From the Guidelines
All pregnant women should be screened for Hepatitis C virus (HCV) at their first prenatal visit, as it is a crucial step in managing the infection and preventing mother-to-child transmission. The risk of HCV transmission from mother to child is approximately 5-6%, with higher rates in women who are co-infected with HIV or have high viral loads 1.
Implications of HCV Infection in Pregnancy
HCV infection during pregnancy can lead to adverse fetal outcomes, including fetal growth restriction and low birthweight 1. Additionally, HCV-positive women are at a higher risk of preterm births, intrauterine fetal death, and small-for-gestational age babies 1.
Management of HCV Infection in Pregnancy
Direct-acting antiviral (DAA) therapy is typically postponed until after delivery, as these medications are not yet fully approved for use during pregnancy 1. However, in some cases, DAA therapy may be considered during pregnancy on a case-by-case basis, after a thorough discussion with the patient about the potential risks and benefits 1.
Breastfeeding and HCV Transmission
Breastfeeding is generally considered safe for HCV-positive mothers unless nipples are cracked or bleeding, as the risk of HCV transmission through breast milk is low 1.
Testing and Follow-up
Infants born to HCV-positive mothers should be tested for HCV RNA at 2-3 months of age and for HCV antibodies after 18 months of age when maternal antibodies have cleared 1. Once the mother has completed breastfeeding, she should be referred for HCV treatment with appropriate DAA regimens, which typically achieve cure rates exceeding 95% with 8-12 weeks of therapy 1.
Key Recommendations
- Screen all pregnant women for HCV at their first prenatal visit 1
- Postpone DAA therapy until after delivery, unless considered on a case-by-case basis 1
- Breastfeeding is safe for HCV-positive mothers unless nipples are cracked or bleeding 1
- Test infants born to HCV-positive mothers for HCV RNA and antibodies at recommended ages 1
From the Research
Implications of Hepatitis C Infection in Pregnancy
- Hepatitis C virus (HCV) infection in pregnancy carries an approximately 5% risk of transmission from mother to infant 2.

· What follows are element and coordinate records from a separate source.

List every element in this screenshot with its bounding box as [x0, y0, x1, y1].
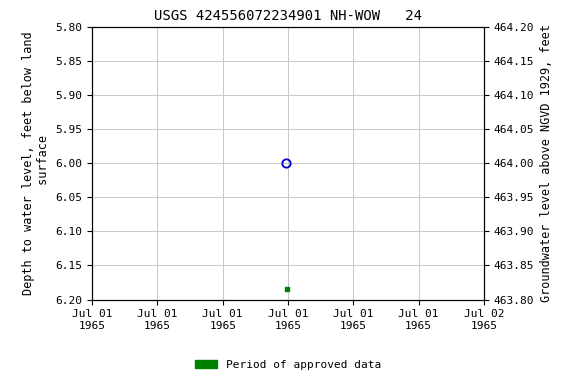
Legend: Period of approved data: Period of approved data	[191, 356, 385, 375]
Y-axis label: Depth to water level, feet below land
 surface: Depth to water level, feet below land su…	[22, 31, 50, 295]
Y-axis label: Groundwater level above NGVD 1929, feet: Groundwater level above NGVD 1929, feet	[540, 24, 552, 302]
Title: USGS 424556072234901 NH-WOW   24: USGS 424556072234901 NH-WOW 24	[154, 9, 422, 23]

- Infection during pregnancy is associated with increased risk of adverse fetal outcomes, including fetal growth restriction and low birthweight 2, 3.
- HCV can be transmitted to the infant in utero or during the peripartum period 2, 3.
Screening and Management
- Obstetric care providers should screen women who are at increased risk for HCV infection by testing for anti-HCV antibodies at their first prenatal visit 2.

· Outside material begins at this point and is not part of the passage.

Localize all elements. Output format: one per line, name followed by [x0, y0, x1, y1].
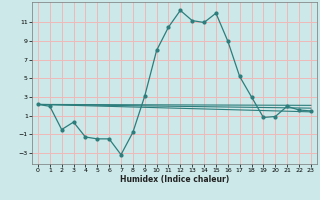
X-axis label: Humidex (Indice chaleur): Humidex (Indice chaleur) — [120, 175, 229, 184]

- HCV-positive pregnant women should be screened for other sexually transmitted diseases, including HIV, syphilis, gonorrhea, chlamydia, and hepatitis B virus 2.
- Patients with HCV, including pregnant women, should be counseled to abstain from alcohol 2.
Treatment
- Direct-acting antiviral regimens are not currently approved for use in pregnancy, and treatment should be deferred to the postpartum period 2, 4, 3.
- However, some studies suggest that directly acting antivirals (DAAs) may be considered in the late 2nd and early 3rd trimester, but more research is needed to determine their safety and efficacy in pregnancy 4.
Prevention of Vertical Transmission
- No perinatal intervention has been shown to reduce the risk of vertical transmission, but some may increase this risk 3.
- Cesarean delivery is not currently recommended for the sole purpose of reducing vertical transmission risk in pregnant women with HCV 2, 5.
- Breastfeeding is recommended in women with HCV, as the risk of transmission through breast milk is considered low 2, 5.